API‑design feedback for DataSplits.jl (dataset‑splitting package)

Hello everyone,

In the past month I’ve been working on an article on the effectiveness of dataset splitting algorithms in cheminformatics. Since I didn’t need specific chemistry libraries for this project I decided to use it as an occasion to pick up Julia. Many of these algorithms are applicable to other fields and can be reused and I decided I could take it out of my specific code and make a package.
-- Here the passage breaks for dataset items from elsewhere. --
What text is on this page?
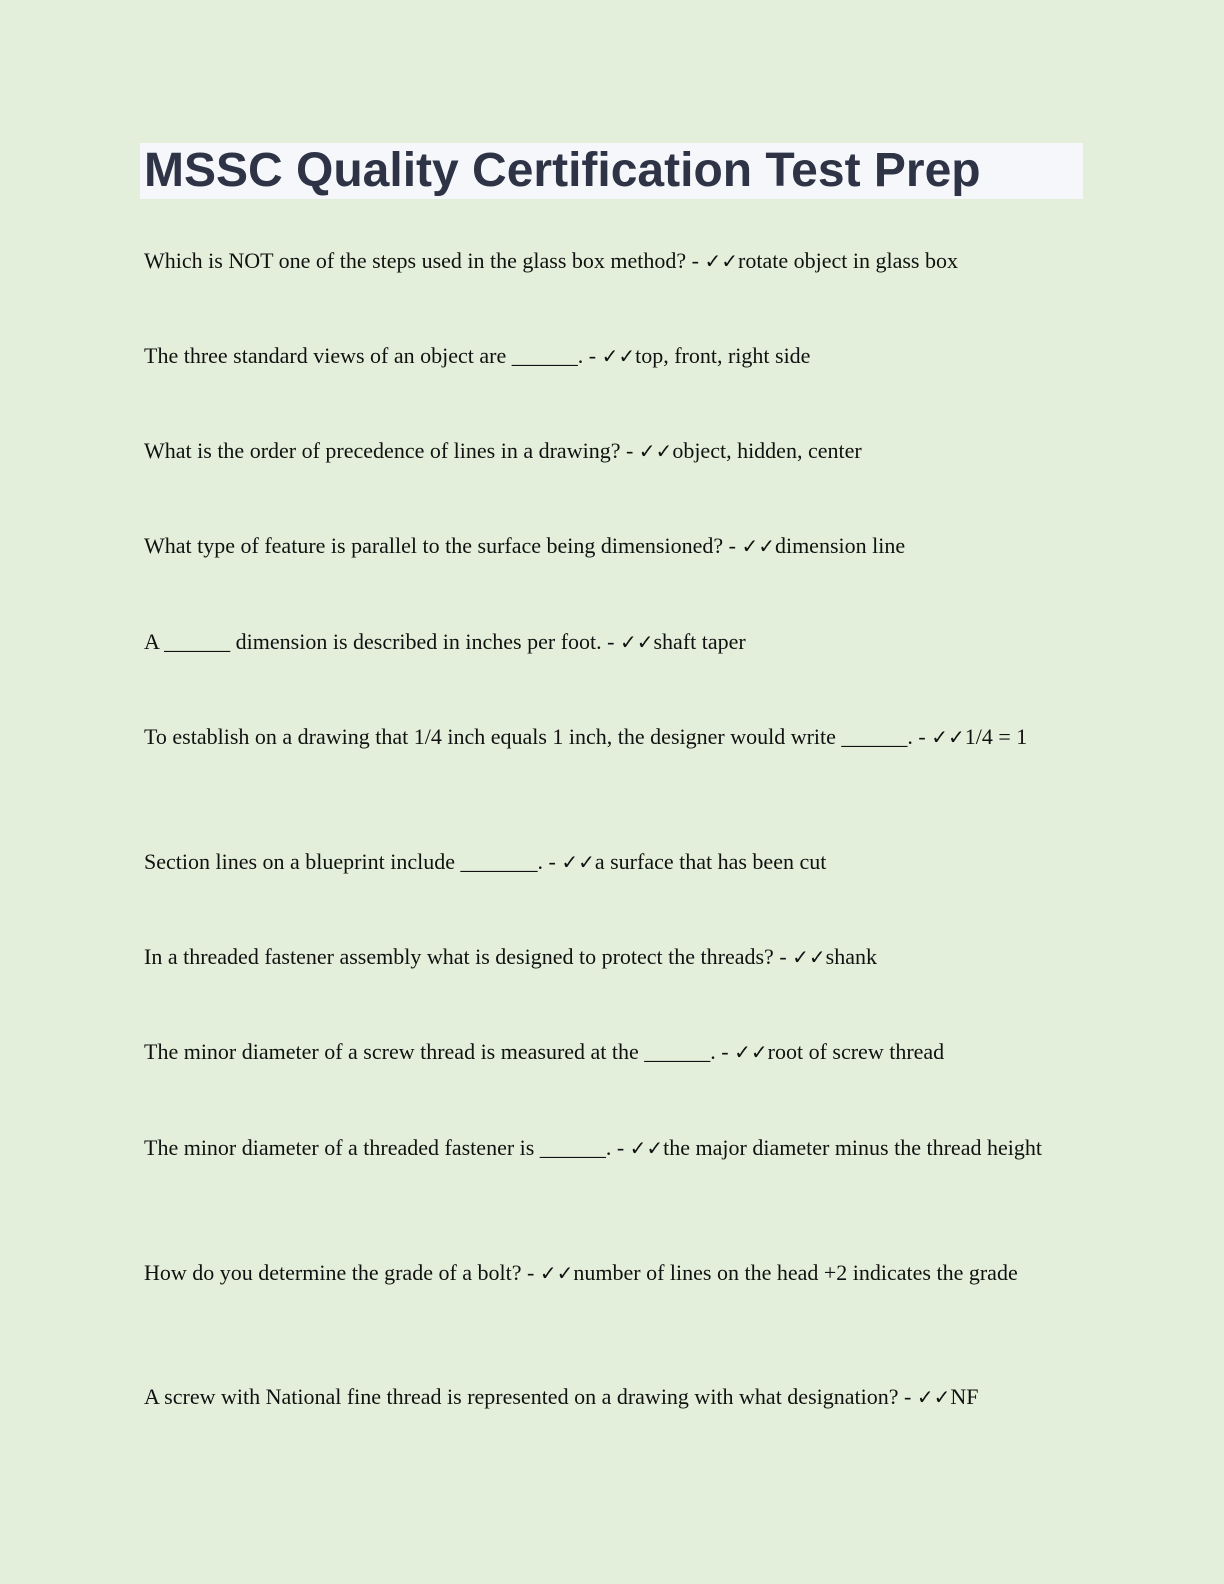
MSSC Quality Certification Test Prep

Which is NOT one of the steps used in the glass box method? - ✓✓rotate object in glass box

The three standard views of an object are ______. - ✓✓top, front, right side

What is the order of precedence of lines in a drawing? - ✓✓object, hidden, center

What type of feature is parallel to the surface being dimensioned? - ✓✓dimension line

A ______ dimension is described in inches per foot. - ✓✓shaft taper

To establish on a drawing that 1/4 inch equals 1 inch, the designer would write ______. - ✓✓1/4 = 1

Section lines on a blueprint include _______. - ✓✓a surface that has been cut

In a threaded fastener assembly what is designed to protect the threads? - ✓✓shank

The minor diameter of a screw thread is measured at the ______. - ✓✓root of screw thread

The minor diameter of a threaded fastener is ______. - ✓✓the major diameter minus the thread height

How do you determine the grade of a bolt? - ✓✓number of lines on the head +2 indicates the grade

A screw with National fine thread is represented on a drawing with what designation? - ✓✓NF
Some of the algorithms require chemistry specific utilities - which are not yet really available in the Julia ecosystem and thus I’ll keep it in my research code, but many other algorithms can be moved to this package.
I temporarily named it DataSplits.jl GitHub - davide-grheco/DataSplits.jl: A Julia package implementing several data splitting algorithms, but maybe you could advise a better name. I’ve been wrestling with how to design a clean, idiomatic public API and
would greatly appreciate any advice or pointers to existing best‑practice guides.

What I’m wondering

  1. Custom types vs. standalone functions
    I currently define one struct …Split per algorithm and dispatch a single split(X, strategy) function on the type. Would it be more better to skip the wrapper types and just provide algorithm‑named functions (e.g. kennardstone(X, frac))? What are the trade‑offs in discoverability, extensibility, and
    multiple dispatch? I noticed some libraries follow this approach, such as Distances.jl, while other do not.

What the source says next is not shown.